Si el sueldo comunica la jerarquía simbólica del cargo, las encuestas arrojan una imagen inversa: solo 3 de cada cien peruanos aprueban la gestión de Boluarte, mínimo histórico del Perú y el más bajo registrado para un mandatario democrático en el mundo. La brecha entre valoración y retribución lleva la discusión del presupuesto público al campo de la legitimidad política.
Fijar remuneraciones estatales en base al carisma sería un error. El Estado necesita atraer profesionales que vean en la administración pública una carrera competitiva y meritocrática. Hoy los mejores cuadros se dirigen al sector privado. El problema es la ausencia de criterios técnicos para justificar el incremento presidencial. ¿Por qué 120 % y no 150 %? El decreto carece de explicaciones metodológicas sobre estos criterios.
Comparar el sueldo de Boluarte con otros países de la región aporta cierto contexto. Los 10,000 dólares mensuales de Dina la ubican en segundo lugar en Sudamérica y cuarto en Latinoamérica, por debajo de Uruguay, Guatemala y Costa Rica.
Pero es superior al sueldo presidencial en Brasil, México, Argentina o Colombia, economías más grandes con mayor PBI, mostrando la ausencia de reglas que relacionen sueldos con dimensiones, desempeño económico y social.
La alternativa sería vincular el sueldo presidencial a la riqueza promedio de la población. Con el producto por habitante (PBI per cápita) equivalente a US$8,960 dólares como referencia, el Congreso puede establecer que la remuneración mensual del presidente deba ser igual al ingreso per cápita del año anterior. Así, si el país crece o la producción se reduce, el sueldo presidencial también.
Además, el debate público se centraría menos en aumentos, enfocándose en variables que miden crecimiento e impacto en la pobreza.

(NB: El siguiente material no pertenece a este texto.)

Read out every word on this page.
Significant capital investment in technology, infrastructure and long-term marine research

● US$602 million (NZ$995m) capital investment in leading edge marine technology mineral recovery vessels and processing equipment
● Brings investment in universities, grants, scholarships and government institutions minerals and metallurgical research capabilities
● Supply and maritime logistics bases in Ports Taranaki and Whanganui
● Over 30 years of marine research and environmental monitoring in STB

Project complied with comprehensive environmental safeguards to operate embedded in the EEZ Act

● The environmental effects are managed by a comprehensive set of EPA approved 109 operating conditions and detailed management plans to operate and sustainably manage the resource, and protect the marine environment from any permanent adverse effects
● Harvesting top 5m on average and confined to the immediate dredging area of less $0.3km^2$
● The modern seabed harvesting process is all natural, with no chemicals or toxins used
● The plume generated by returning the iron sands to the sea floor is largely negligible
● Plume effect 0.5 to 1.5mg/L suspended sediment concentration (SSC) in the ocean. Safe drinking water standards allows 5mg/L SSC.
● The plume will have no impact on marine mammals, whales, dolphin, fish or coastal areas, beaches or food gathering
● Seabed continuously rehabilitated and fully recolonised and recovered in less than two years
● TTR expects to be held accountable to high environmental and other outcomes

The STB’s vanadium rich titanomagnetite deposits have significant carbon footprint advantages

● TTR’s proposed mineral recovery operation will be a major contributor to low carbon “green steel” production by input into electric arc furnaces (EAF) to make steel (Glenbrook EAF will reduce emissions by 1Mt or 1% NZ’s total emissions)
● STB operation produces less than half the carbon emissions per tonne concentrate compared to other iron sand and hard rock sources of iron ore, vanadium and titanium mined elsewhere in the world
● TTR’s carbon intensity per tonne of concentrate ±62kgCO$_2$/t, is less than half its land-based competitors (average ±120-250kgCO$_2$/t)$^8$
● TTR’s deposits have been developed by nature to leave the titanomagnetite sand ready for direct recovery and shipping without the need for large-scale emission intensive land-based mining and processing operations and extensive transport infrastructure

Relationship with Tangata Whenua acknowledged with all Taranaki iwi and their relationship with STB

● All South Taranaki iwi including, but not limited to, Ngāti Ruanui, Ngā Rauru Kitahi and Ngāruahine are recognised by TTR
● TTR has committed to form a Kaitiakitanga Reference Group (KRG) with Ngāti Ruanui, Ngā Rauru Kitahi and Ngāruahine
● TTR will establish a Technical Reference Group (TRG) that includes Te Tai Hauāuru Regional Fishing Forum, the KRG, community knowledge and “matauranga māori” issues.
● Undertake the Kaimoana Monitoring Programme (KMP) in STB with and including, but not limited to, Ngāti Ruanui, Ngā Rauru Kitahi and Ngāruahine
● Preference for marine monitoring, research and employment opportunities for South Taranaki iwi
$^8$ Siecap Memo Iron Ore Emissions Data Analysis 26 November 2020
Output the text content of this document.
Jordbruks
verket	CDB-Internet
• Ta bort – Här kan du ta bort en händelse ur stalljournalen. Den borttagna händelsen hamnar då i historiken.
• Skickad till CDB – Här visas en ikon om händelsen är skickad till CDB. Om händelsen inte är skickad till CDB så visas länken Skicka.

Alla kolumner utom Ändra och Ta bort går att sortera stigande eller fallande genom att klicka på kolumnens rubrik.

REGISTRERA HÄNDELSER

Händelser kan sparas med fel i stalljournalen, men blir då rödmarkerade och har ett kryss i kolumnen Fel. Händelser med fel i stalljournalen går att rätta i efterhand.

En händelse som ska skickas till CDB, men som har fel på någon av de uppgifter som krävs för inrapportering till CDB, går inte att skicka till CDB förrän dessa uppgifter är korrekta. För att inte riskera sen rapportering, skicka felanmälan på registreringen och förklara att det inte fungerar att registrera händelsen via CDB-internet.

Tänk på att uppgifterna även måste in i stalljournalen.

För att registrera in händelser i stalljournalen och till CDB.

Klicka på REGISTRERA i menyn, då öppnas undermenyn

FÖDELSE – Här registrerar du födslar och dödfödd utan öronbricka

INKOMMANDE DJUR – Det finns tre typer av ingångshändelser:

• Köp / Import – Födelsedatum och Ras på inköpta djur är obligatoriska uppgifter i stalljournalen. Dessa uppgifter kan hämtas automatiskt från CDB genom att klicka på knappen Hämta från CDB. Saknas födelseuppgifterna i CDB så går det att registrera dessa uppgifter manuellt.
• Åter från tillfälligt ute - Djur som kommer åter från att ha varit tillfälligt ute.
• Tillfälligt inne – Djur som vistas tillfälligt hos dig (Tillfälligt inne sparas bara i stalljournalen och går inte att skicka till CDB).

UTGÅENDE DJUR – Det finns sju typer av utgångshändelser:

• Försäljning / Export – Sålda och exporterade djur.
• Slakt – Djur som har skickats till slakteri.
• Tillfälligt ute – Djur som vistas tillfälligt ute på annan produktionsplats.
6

Atar esta remuneración a un indicador agregado no resolverá el cáncer de la corrupción, pero enviaría tres señales. Reforzaría la transparencia, todo ciudadano podría verificar si el ingreso presidencial corresponde a datos oficiales. Motivaría a la dirección pública a cuidar la estabilidad macroeconómica, pues un tropiezo impactaría directamente en sus bolsillos. Abriría vías para escalas salariales coherentes para el Ejecutivo, alineando incentivos.
El Estado debe pagar bien para exigir resultados, pero un ingreso alto sin compromisos es privilegio puro. El Congreso puede replantear el esquema retributivo de la administración central con principios de evaluación por resultados: metas verificables en reducción de pobreza, mejora en la inversión pública y calidad de servicio. El desembolso no se justificaría por coyunturas electorales o comodidad del momento, sino por impactos tangibles en la vida de los peruanos.
El aumento aprobado para Dina Boluarte no es un error de cálculo político; es parte de la cultura institucional que confunde el poder con una chequera. Vincular el salario presidencial al PBI per cápita como meta de desempeño no es una solución mágica, pero relacionaría la capacidad del Estado para generar prosperidad. En un país con desconfianza crónica, aplicar reglas claras y transparentes podría reconciliar la aritmética del poder con la aritmética ciudadana.